The growth in shoulder surgery and rehabilitation has been remarkable and, as you would imagine, quite profitable for the medical industry. I have been doing my repairs arthroscopically for about seven years and I hope I never have to go back to the old way. The only reason for this would be financial. All this innovation is, predictably, rather expensive. I used $20 worth of suture in 1999 when I did the repair open (through a regular surgical incision, looking at the tissues directly with my eyes, not on a TV screen). The bio-absorbable suture anchors, pumps, cannulas and all the other little throw-away doodads that make my arthroscopic repair possible typically cost over $1200 per case. The arthroscopic method probably accounts for about half of the rotator cuff surgeries now being done in the U.S. Every year more surgeons are switching over to the all-arthroscopic technique. This is a great example of patient-driven medicine; we are doing a more expensive, technically more difficult procedure primarily for short term comfort and patient acceptance.

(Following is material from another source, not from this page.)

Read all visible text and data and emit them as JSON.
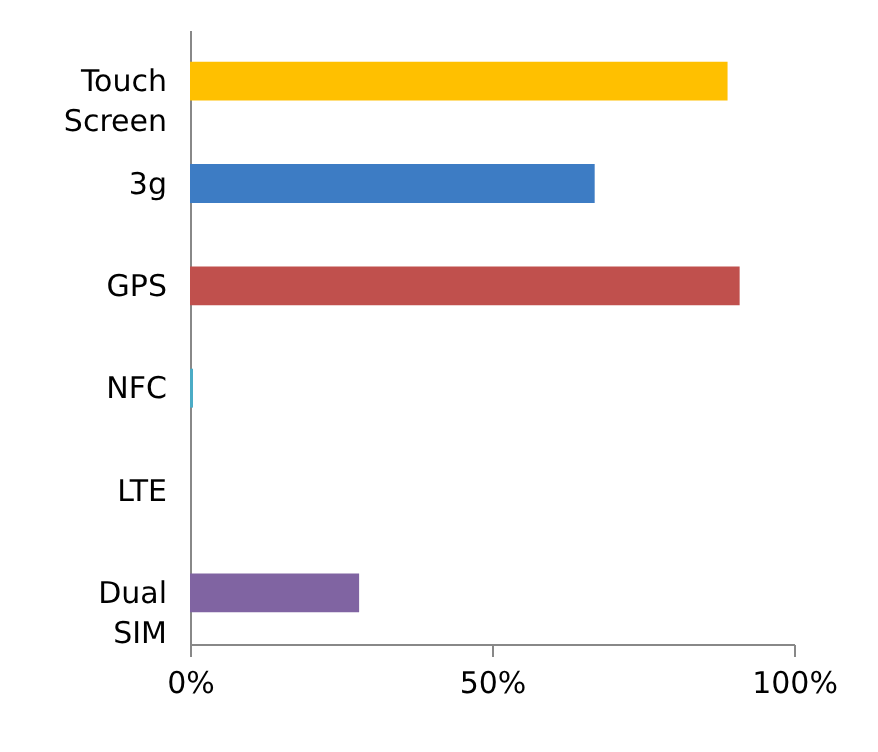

The eventual results from the more traditional open surgery are every bit as good in terms of pain relief (95% get better) and improved strength (75% better) as arthroscopic repairs.
The final caveat if your shoulder hurts and you're thinking about an arthroscopic repair is that the ultimate strength of the repair is not achieved until at least 6 months after the surgery and many studies suggest 18 months is a more correct figure. So, Mr. Rumsfeld (and our other sore-shouldered Americans), please bear in mind: this too costs a lot and takes longer than you might think.